Além disso, deveria haver um esforço de ampliação e qualificação de um sistema moderno de aprendizagem profissional e do ensino superior de curta duração, que dariam continuidade à formação técnica de nível médio. Ao invés disso, o que se viu foi uma preocupação em manter o ensino técnico integrado ao currículo tradicional, como uma formação elitista só possível para os poucos institutos tecnológicos federais que, na prática, selecionam e preparam seus estudantes para as carreiras universitárias.
É este o apagão do ensino médio brasileiro em 2022: uma reforma confusa, sem ter quem a lidere e com alunos prejudicados por dois anos de escolas fechadas. Seria um bom tema para as campanhas eleitorais, se os políticos realmente se interessassem por educação.

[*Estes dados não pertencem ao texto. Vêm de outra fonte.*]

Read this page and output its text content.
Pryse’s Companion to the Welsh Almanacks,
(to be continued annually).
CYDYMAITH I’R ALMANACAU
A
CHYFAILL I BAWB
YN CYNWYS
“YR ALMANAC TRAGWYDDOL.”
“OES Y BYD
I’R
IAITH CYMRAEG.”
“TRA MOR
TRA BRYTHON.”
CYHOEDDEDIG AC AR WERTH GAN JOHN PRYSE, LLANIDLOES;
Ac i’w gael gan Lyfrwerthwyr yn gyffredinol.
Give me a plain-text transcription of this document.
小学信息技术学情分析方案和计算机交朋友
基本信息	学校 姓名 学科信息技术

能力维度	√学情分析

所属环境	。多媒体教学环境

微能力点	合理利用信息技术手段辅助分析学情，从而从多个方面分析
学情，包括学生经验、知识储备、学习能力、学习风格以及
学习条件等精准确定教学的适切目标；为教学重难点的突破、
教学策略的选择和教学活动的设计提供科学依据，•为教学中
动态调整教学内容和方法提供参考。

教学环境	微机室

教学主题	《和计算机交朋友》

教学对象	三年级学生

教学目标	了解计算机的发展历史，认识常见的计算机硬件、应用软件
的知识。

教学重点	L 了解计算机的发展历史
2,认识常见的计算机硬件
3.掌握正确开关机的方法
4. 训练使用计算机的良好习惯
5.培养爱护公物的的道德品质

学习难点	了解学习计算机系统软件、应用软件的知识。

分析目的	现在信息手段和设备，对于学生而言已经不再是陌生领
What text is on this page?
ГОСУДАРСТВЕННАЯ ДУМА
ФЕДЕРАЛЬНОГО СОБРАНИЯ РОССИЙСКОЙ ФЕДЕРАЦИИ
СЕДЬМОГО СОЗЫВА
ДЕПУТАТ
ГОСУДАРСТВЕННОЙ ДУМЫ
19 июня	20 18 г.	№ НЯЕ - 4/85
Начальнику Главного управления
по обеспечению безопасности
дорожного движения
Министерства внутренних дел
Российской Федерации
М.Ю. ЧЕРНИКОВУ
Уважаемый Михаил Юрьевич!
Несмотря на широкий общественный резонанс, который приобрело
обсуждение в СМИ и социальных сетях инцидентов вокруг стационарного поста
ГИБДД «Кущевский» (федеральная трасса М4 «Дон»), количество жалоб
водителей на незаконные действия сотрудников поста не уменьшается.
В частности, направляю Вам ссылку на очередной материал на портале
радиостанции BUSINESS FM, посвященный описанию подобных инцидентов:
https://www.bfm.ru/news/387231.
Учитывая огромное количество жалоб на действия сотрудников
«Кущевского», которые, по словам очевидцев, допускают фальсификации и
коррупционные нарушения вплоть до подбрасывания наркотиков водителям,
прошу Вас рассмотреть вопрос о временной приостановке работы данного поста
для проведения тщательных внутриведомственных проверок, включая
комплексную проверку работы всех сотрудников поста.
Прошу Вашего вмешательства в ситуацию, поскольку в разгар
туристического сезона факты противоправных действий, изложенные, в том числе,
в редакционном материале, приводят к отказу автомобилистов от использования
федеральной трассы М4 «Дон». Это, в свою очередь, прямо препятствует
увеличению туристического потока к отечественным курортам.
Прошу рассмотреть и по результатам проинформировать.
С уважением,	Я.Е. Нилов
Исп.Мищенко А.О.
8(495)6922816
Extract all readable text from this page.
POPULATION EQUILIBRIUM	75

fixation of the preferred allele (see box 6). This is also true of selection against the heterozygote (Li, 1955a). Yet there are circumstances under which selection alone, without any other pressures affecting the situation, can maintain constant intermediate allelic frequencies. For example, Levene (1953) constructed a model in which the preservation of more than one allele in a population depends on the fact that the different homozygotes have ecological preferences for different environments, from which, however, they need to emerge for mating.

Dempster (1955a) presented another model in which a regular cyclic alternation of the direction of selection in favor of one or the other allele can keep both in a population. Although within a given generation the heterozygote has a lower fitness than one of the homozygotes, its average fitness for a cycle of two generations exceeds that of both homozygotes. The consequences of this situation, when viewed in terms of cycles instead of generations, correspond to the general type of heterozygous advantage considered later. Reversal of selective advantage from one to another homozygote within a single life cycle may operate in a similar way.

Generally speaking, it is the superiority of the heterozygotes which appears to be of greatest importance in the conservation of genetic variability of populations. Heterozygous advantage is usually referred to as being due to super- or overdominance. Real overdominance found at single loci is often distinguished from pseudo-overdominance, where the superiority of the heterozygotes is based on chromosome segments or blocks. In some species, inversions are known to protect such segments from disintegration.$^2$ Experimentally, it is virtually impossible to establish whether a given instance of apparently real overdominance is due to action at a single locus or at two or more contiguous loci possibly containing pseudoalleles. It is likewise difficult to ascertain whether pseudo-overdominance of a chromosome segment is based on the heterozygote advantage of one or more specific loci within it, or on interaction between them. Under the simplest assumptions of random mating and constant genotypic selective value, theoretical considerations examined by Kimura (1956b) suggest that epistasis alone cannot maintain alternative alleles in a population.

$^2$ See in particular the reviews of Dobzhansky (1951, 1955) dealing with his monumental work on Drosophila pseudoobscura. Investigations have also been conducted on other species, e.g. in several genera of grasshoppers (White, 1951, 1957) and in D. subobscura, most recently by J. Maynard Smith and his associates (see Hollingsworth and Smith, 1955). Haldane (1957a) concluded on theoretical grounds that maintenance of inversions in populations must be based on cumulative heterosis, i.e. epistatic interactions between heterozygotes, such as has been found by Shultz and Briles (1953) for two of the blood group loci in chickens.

Certamente que os dados são preocupantes. Porém, apesar disso, o Brasil é a nona economia do mundo, o que também certamente, smj, não é pouca coisa. Assim, como funcionam as ‘relações’ destes dados com o desenvolvimento? Como abordar esta suposta discrepância?
Cuidado aí: somos a 8a ou nona economia por causa do tamanho do país. Em termos de renda per capita, andamos pela posição 70 mais ou menos. Estamos há décadas presos a uma “armadilha de renda média” de baixa produtividade da qual não conseguimos sair, em boa parte, pela má qualidade de nossa educação.